Lettera al Direttore de La Provincia
Signor Direttore,
vorrei esprimere approvazione e consenso alla scelta del giornale ed al lavoro di Barbara Caffi con la pubblicazione di documenti relativi alla famigerata Villa Merli, sede dell’UPI. Ogni documento e testimonianza è importante, comunque poi ognuno ne valuti i contenuti, per avere memoria il più vicina possibile alla verità storica. Non va certo dimenticata la storia della Repubblica di Salò e dei suoi padroni occupanti tedeschi, con i loro crimini, tra i quali quelli commessi nelle “ville tristi” dell’UPI, una era la villa Merli di Cremona, presenti in ogni città.
Leggo oggi una incredibile lettera di un fascista cremonese sull’argomento: egli minimizza, nega l’evidenza, giustifica, paragona i resistenti antifascisti arrestati e seviziati a Cremona con terroristi o loro complici, paragona i metodi degli sgherri dell’UPI a quelli della magistratura italiana attuale quando interrogava i sospetti negli anni di piombo. Invito questi negazionisti a leggere i resoconti dei processi, aprile ’46, ai responsabili di Villa Merli per rendersi conto di quella realtà.
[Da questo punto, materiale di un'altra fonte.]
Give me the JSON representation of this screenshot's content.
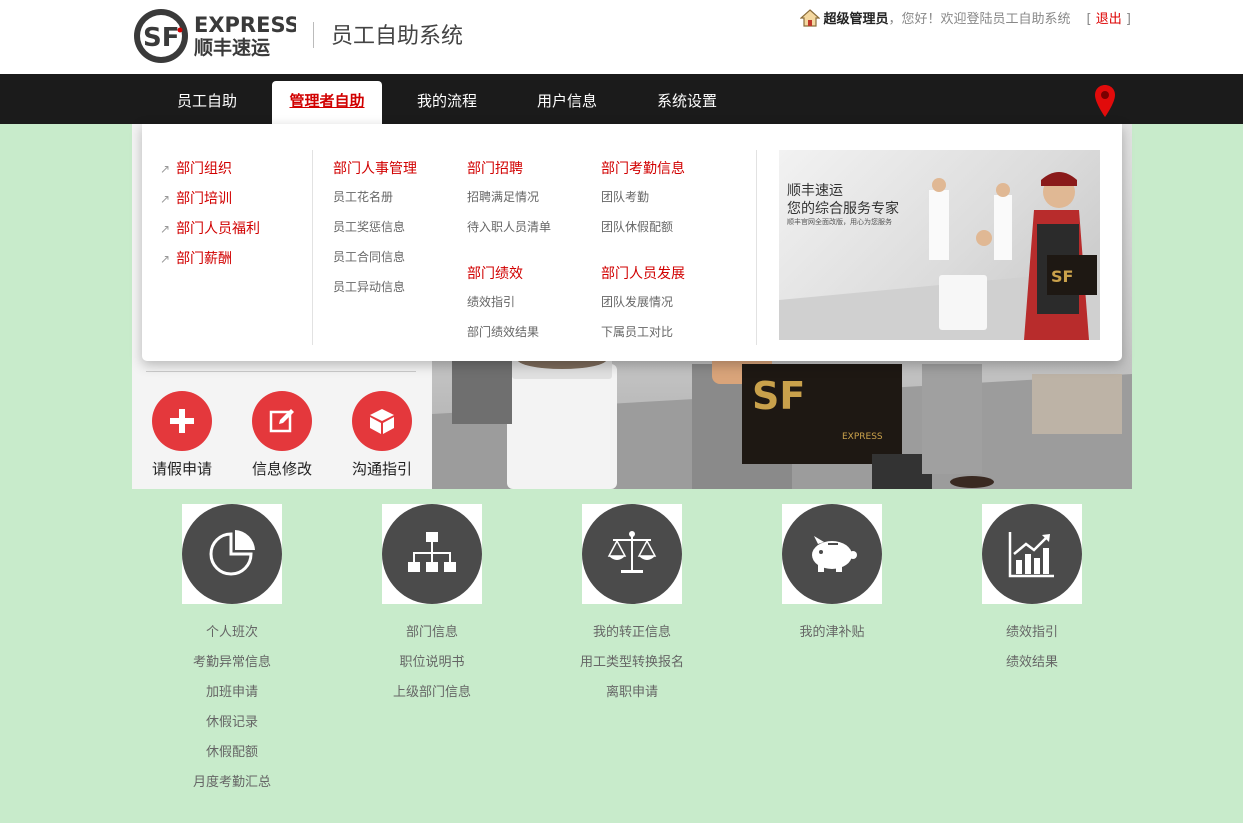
{
  "header": {
    "logo_top": "EXPRESS",
    "logo_bottom": "顺丰速运",
    "system_title": "员工自助系统",
    "user_role": "超级管理员",
    "greeting": "，您好！欢迎登陆员工自助系统",
    "bracket_open": "[",
    "bracket_close": "]",
    "logout": "退出"
  },
  "nav": {
    "items": [
      {
        "label": "员工自助"
      },
      {
        "label": "管理者自助"
      },
      {
        "label": "我的流程"
      },
      {
        "label": "用户信息"
      },
      {
        "label": "系统设置"
      }
    ],
    "active": "管理者自助"
  },
  "mega_menu": {
    "side_links": [
      "部门组织",
      "部门培训",
      "部门人员福利",
      "部门薪酬"
    ],
    "groups": [
      {
        "title": "部门人事管理",
        "items": [
          "员工花名册",
          "员工奖惩信息",
          "员工合同信息",
          "员工异动信息"
        ]
      },
      {
        "title": "部门招聘",
        "items": [
          "招聘满足情况",
          "待入职人员清单"
        ]
      },
      {
        "title": "部门考勤信息",
        "items": [
          "团队考勤",
          "团队休假配额"
        ]
      },
      {
        "title": "部门绩效",
        "items": [
          "绩效指引",
          "部门绩效结果"
        ]
      },
      {
        "title": "部门人员发展",
        "items": [
          "团队发展情况",
          "下属员工对比"
        ]
      }
    ],
    "promo": {
      "line1": "顺丰速运",
      "line2": "您的综合服务专家",
      "line3": "顺丰官网全面改版，用心为您服务"
    }
  },
  "quick_actions": [
    {
      "label": "请假申请",
      "icon": "plus-icon"
    },
    {
      "label": "信息修改",
      "icon": "edit-icon"
    },
    {
      "label": "沟通指引",
      "icon": "box-icon"
    }
  ],
  "modules": [
    {
      "icon": "pie-chart-icon",
      "links": [
        "个人班次",
        "考勤异常信息",
        "加班申请",
        "休假记录",
        "休假配额",
        "月度考勤汇总"
      ]
    },
    {
      "icon": "org-chart-icon",
      "links": [
        "部门信息",
        "职位说明书",
        "上级部门信息"
      ]
    },
    {
      "icon": "scales-icon",
      "links": [
        "我的转正信息",
        "用工类型转换报名",
        "离职申请"
      ]
    },
    {
      "icon": "piggy-bank-icon",
      "links": [
        "我的津补贴"
      ]
    },
    {
      "icon": "growth-chart-icon",
      "links": [
        "绩效指引",
        "绩效结果"
      ]
    }
  ],
  "colors": {
    "brand_red": "#d10000",
    "page_bg": "#c8ebcb",
    "nav_bg": "#1b1b1b",
    "quick_circle": "#e4383c",
    "module_circle": "#4b4b4b"
  }
}
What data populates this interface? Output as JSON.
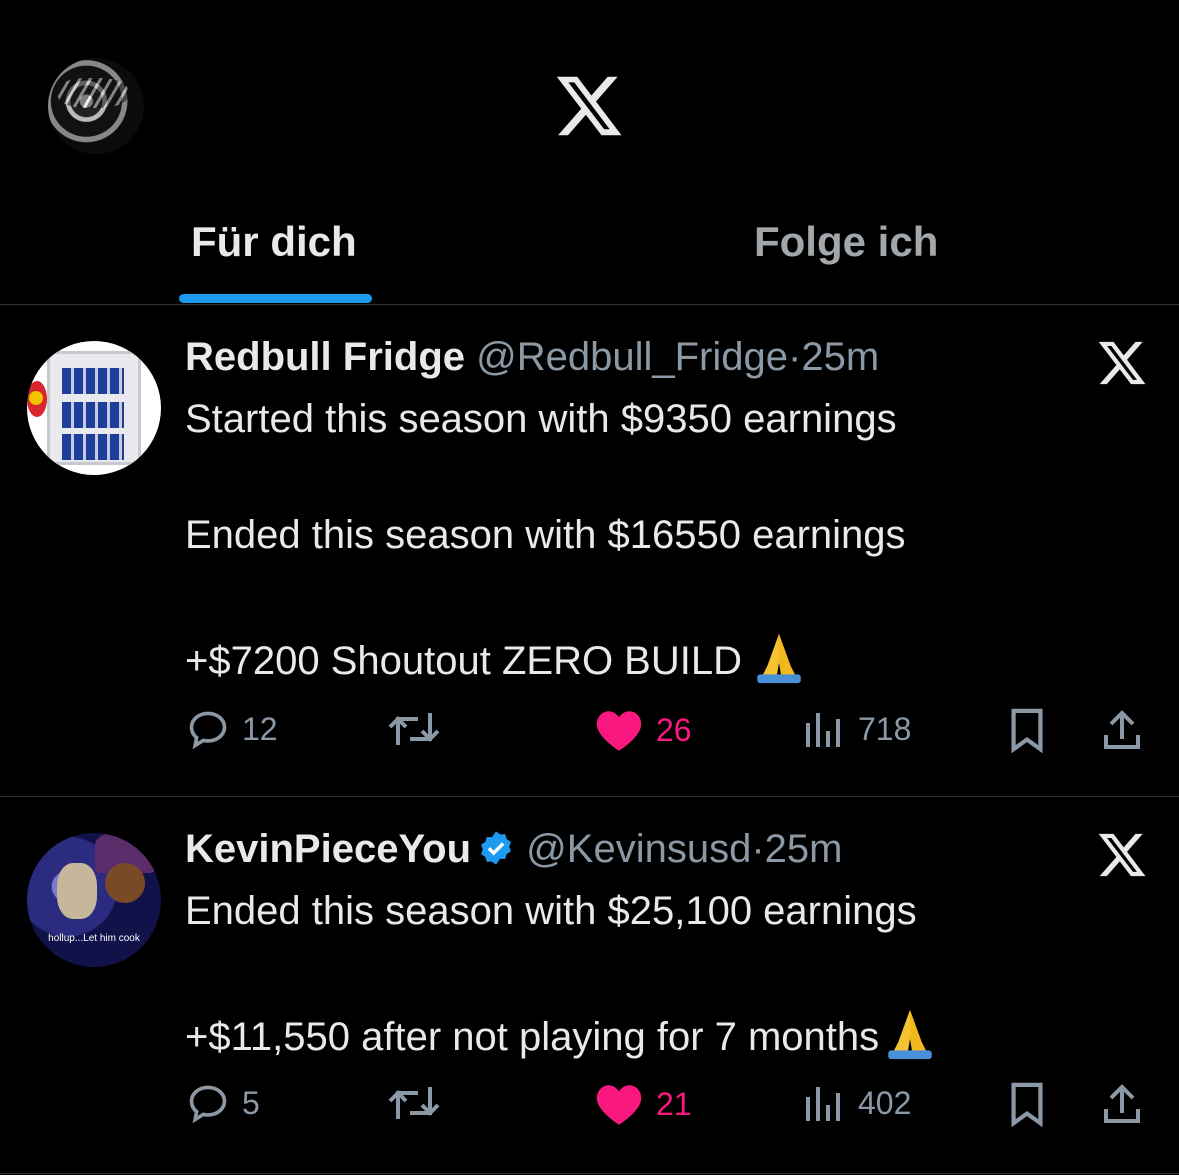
{
  "header": {
    "avatar": "profile-avatar",
    "logo": "x-logo"
  },
  "tabs": [
    {
      "label": "Für dich",
      "active": true
    },
    {
      "label": "Folge ich",
      "active": false
    }
  ],
  "colors": {
    "background": "#000000",
    "accent": "#1d9bf0",
    "like": "#f91880",
    "muted": "#8b98a5"
  },
  "tweets": [
    {
      "display_name": "Redbull Fridge",
      "handle": "@Redbull_Fridge",
      "sep": "·",
      "time": "25m",
      "verified": false,
      "lines": [
        "Started this season with $9350 earnings",
        "Ended this season with $16550 earnings",
        "+$7200 Shoutout ZERO BUILD"
      ],
      "emoji": "folded-hands",
      "replies": "12",
      "reposts": "",
      "likes": "26",
      "liked": true,
      "views": "718"
    },
    {
      "display_name": "KevinPieceYou",
      "handle": "@Kevinsusd",
      "sep": "·",
      "time": "25m",
      "verified": true,
      "avatar_caption": "hollup...Let him cook",
      "lines": [
        "Ended this season with $25,100 earnings",
        "+$11,550 after not playing for 7 months"
      ],
      "emoji": "folded-hands",
      "replies": "5",
      "reposts": "",
      "likes": "21",
      "liked": true,
      "views": "402"
    }
  ]
}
Basterebbe anche solo la testimonianza diretta della sorella del fucilato Renato Campi quando riferisce che Renato si augurava di morire subito piuttosto di continuare a subire quanto gli stavano facendo (di cui il suo corpo recava tracce eloquenti).Ritengo poi intollerabile che si offenda e si insulti la memoria di Piero Borelli, come si fa nella stessa lettera con l’epiteto di “doppiogiochista”! È già stato scritto, detto e pubblicamente e documentato che Borelli fu un partigiano garibaldino – nome di battaglia “Alessio” – al quale era stato affidato il rischiosissimo compito di captare informazioni al nemico fascista e passarle al CLN. Quando finirà questo andazzo di infangare impunemente la Resistenza approfittando della libertà che quegli eroi conquistarono anche per chi oggi li offende?
Vorrei, infine, fare una osservazione relativa al titolo del paginone in oggetto: “Il dossier che doveva essere rimosso dalla Storia – Con l’amnistia Togliatti del 22 giugno 1946 andava distrutto ciò che riguardava i crimini fascisti. Ma c’è chi non ubbidì”. Detto così sembra che il decreto n. 4 del 22.6.1946 disponga in modo esplicito o implicito di distruggere documenti. Naturalmente non è così, l’ho voluto persino rileggere, insieme alla relazione del ministro Togliatti (che non era così lassista come poi l’amnistia fu effettivamente applicata… ma questa è un’altra storia). Dunque va chiarito che chi non distrusse quei documenti di Villa Merli non disubbidì certo al decreto Togliatti o a chi per esso. Forse disubbidì a qualche superiore repubblichino o ex che nei giorni successivi alla Liberazione ordinava di farlo, come avveniva in tantissimi uffici con falò di code di paglia, o ebbe altre motivazioni che non conosciamo.
È comunque meritorio che questi documenti esistano e vengano fatti conoscere, come voi state facendo.